U.S. slides into cycle of
skepticism
Toronto Star/NY Times
David Brooks
December 4, 2005
War is a cultural event. World War I destroyed the old social order in
Europe and disillusioned a generation of talented young Americans. World War II
bred a feeling of American unity and self-confidence. Vietnam helped trigger a
counterculture.
The Iraq war is not going to have that kind of pervasive cultural impact,
but it has already shifted the zeitgeist. There has been a sharp drop in
Americans' faith in their institutions. Trust in government has fallen back to
about half of where it was in 2001. More Americans believe government is almost
always wasteful and inefficient, according to surveys by the Pew Research
Center.
There has been a sharp decline in support for the United Nations. There has
been a sharp rise in the number of people who say the United States should mind
its own business when it comes to world affairs. Isolationist sentiment is
about where it was just after Vietnam.
Americans are increasingly cynical about politics and their parties.
Only 24 per cent say the Republicans represent their priorities, according
to an NBC/Wall Street Journal poll, and only 26 per cent say the Democrats
do.
The hammer of disapproval has fallen hardest on the Republicans, of course,
but the public is just as eager to think the worst of the Democrats. Seventy
per cent of Americans say Democratic criticism of the war is hurting troop
morale, according to a poll by RT Strategies. Most Americans cynically believe
Democrats are levelling their attacks on the war to gain partisan advantage,
while only 30 per cent believe that they are genuinely trying to help U.S.
efforts.
Finally, a brackish tide of pessimism has descended upon the country.
Roughly two-thirds of Americans say the country is headed in the wrong
direction. Iraq is not the only issue that is driving this sour pessimism, but
it is the main issue.
And Americans are in this awful mood despite rising consumer confidence and
strong economic growth.
In this atmosphere of general weariness, the political pendulum is no longer
swinging on a left-to-right axis. As Christopher Caldwell noted recently in The
Financial Times, the same phenomenon is striking country after country: the
governing party sinking, but the opposition party not rising. Problems on the
right do not lead to a resurgence on the left, or vice versa.
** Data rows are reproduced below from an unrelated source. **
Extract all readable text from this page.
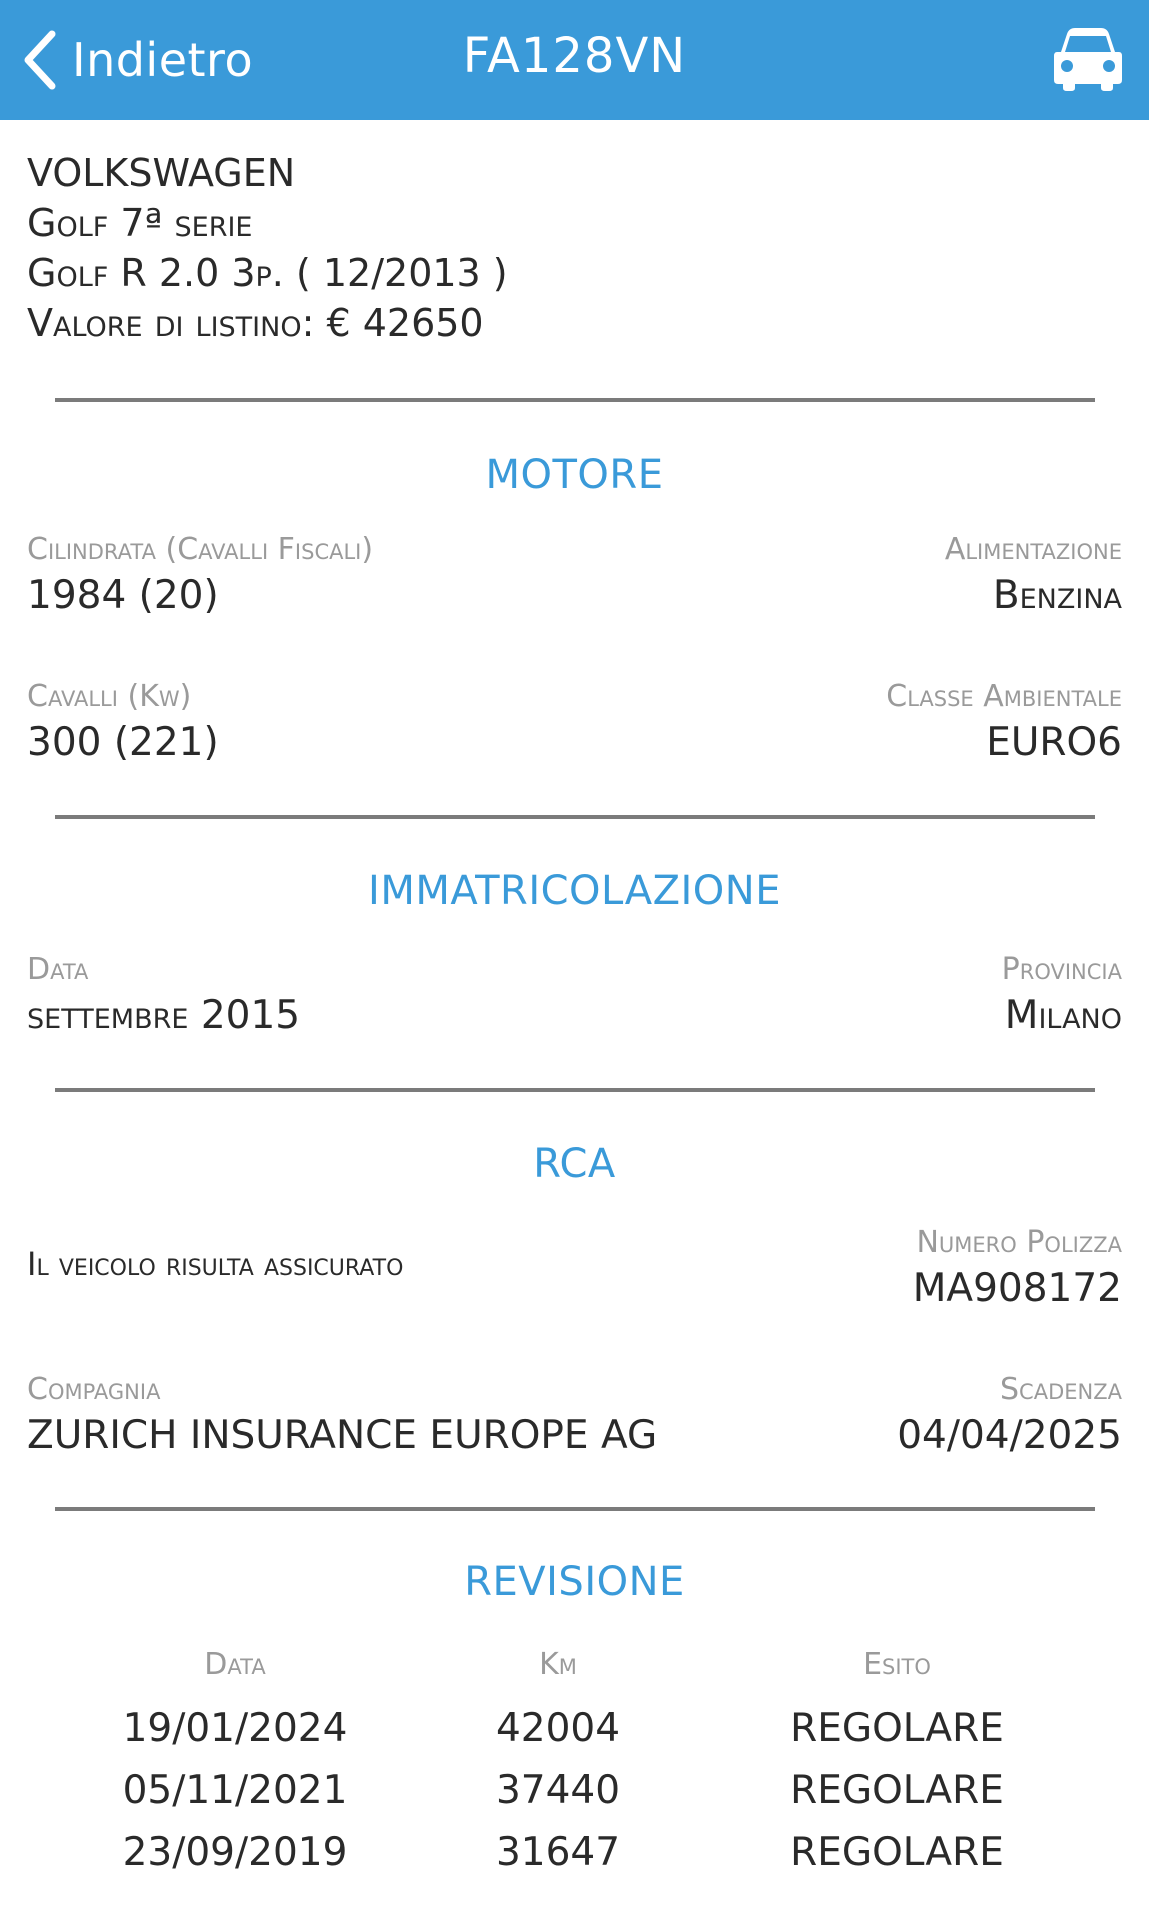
Indietro	FA128VN
VOLKSWAGEN
Golf 7ª serie
Golf R 2.0 3p. ( 12/2013 )
Valore di listino: € 42650
MOTORE
Cilindrata (Cavalli Fiscali)
1984 (20)
Alimentazione
Benzina
Cavalli (Kw)
300 (221)
Classe Ambientale
EURO6
IMMATRICOLAZIONE
Data
settembre 2015
Provincia
Milano
RCA
Il veicolo risulta assicurato
Numero Polizza
MA908172
Compagnia
ZURICH INSURANCE EUROPE AG
Scadenza
04/04/2025
REVISIONE
Data	Km	Esito
19/01/2024	42004	REGOLARE
05/11/2021	37440	REGOLARE
23/09/2019	31647	REGOLARE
In other words, the Democrats may win elections in 2006 or 2008, but that
doesn't mean they will have the public's confidence or a mandate for
change.
In this atmosphere of exhaustion, the political pendulum swings from
engagement to cynicism. When polarized voters lose faith in their own side,
they don't switch to the other. They just withdraw.
The chief cultural effect of the Iraq war is that we are now entering a
period of skepticism. Many Americans are going to be skeptical that their
government can know enough to accomplish large tasks or competent enough to
execute ambitious policies.
More people are going to be skeptical of plans to mould reality according to
our designs or to solve the deep problems that are rooted in history and
culture. They are going to be skeptical of our ability to engage with or
understand faraway societies in the Middle East, Africa or elsewhere.
In theory, skepticism leads to prudence, not a bad trait. But when it is
tinged with cynicism, as it is now, it turns into passivity. In skeptical ages,
people are quick to decide that longstanding problems, like poverty and
despotism, are intractable and not really worth taking on. They find it easy to
delay taking any action on the distant but overwhelming problems, like the
deficits, that do not impose immediate pain. They find it easy to dawdle on
foreign problems, like Iran's nuclear ambitions, rather than confronting
them.
As Harvard economist Benjamin Friedman has observed, Americans begin social
reforms when they are feeling confident, not when they are weary and
insecure.
Already, the resolve to rebuild New Orleans and seize the post-Katrina
moment has dissipated. The bipartisan desire to do something ambitious about
energy policy is going nowhere. Even the problem of Darfur evokes little more
than sad sighs and shrugs.
What's at stake in Iraq is not only the future of that country but also the
future of American self-confidence. We may have to endure a cycle of skepticism
before we can enjoy another cycle of hope.
David Brooks is an op-ed columnist at The New York Times.